DURHAM, N.H.— When the new Solar Orbiter blasts off from NASA’s Kennedy Space Center in early February, it will carry with it an instrument designed and built by researchers from the University of New Hampshire Space Science Center (SSC) to study the Earth’s closest star, the sun. The international mission, led by the European Space Agency (ESA) in collaboration with NASA will focus on the heliosphere — the bubble-like region of space that surrounds the solar system. It will provide data to help scientists gain an even deeper understanding of the solar wind, solar eruptions, and the sun’s magnetic field which all influence space weather and can impact astronauts, spacecraft, satellites, and communication technologies.
“The Solar Orbiter is unique from other missions in that it will focus on the higher latitudes of the sun and will have the ability to co-rotate with the sun and fix on points of interest for longer periods of time, providing more detailed information about specific regions,” says Antoinette Galvin, professor of physics and lead UNH co-investigator on one of the particle detectors on the Solar Orbiter. “This mission will not only build on the success of previous missions but also hopefully help predict forthcoming solar storms that may impact humans and technology.”
UNH’s research involved 43 faculty, staff, and students all assisting in the development of the time-of-flight subsection of the Heavy Ion Sensor (HIS), which will detect solar wind particles such as oxygen, nitrogen, and carbon and provide data on their charged state to indicate from what part of the sun they originated.
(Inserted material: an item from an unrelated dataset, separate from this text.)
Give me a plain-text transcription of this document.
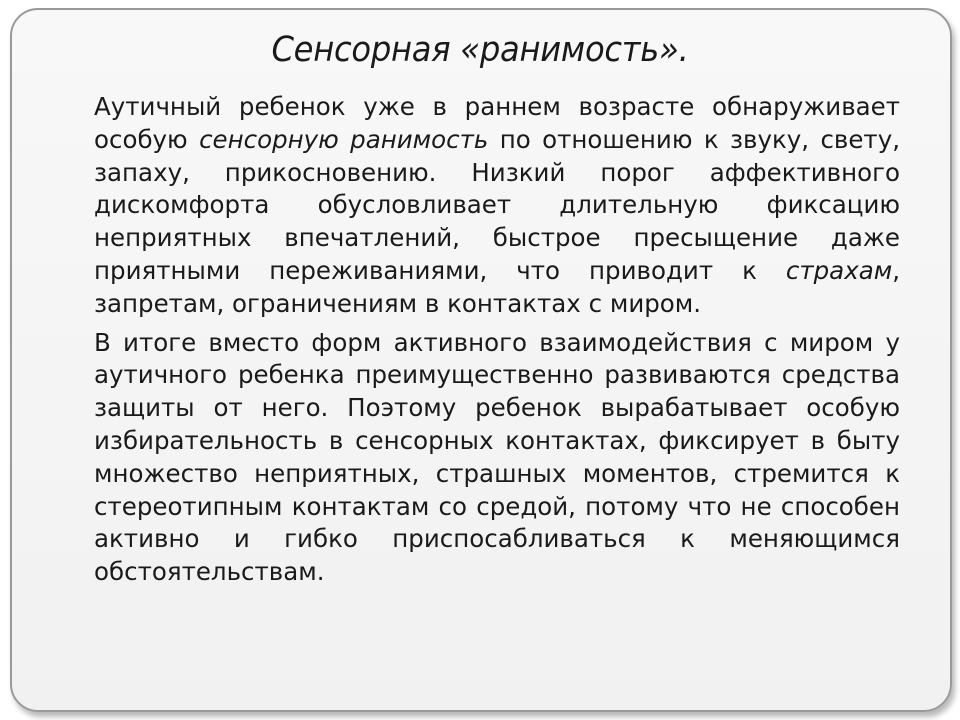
Сенсорная «ранимость».

Аутичный ребенок уже в раннем возрасте обнаруживает особую сенсорную ранимость по отношению к звуку, свету, запаху, прикосновению. Низкий порог аффективного дискомфорта обусловливает длительную фиксацию неприятных впечатлений, быстрое пресыщение даже приятными переживаниями, что приводит к страхам, запретам, ограничениям в контактах с миром.

В итоге вместо форм активного взаимодействия с миром у аутичного ребенка преимущественно развиваются средства защиты от него. Поэтому ребенок вырабатывает особую избирательность в сенсорных контактах, фиксирует в быту множество неприятных, страшных моментов, стремится к стереотипным контактам со средой, потому что не способен активно и гибко приспосабливаться к меняющимся обстоятельствам.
UNH’s SSC Assembly Lab and the Morse Hall Machine Shop helped to fabricate components, ran exhaustive simulations, tested prototypes in vacuum conditions, and ran several sub-assembly stress tests, so the unit would not only detect the proper particles but also withstand the stress of launch.
HIS is a collaboration between UNH, the Southwest Research Institute, NASA Goddard Space Flight Center, the University of Michigan, and the University of Bern, Switzerland and is one portion of the Solar Wind Analyzer instrument — one of ten instruments aboard the Solar Orbiter.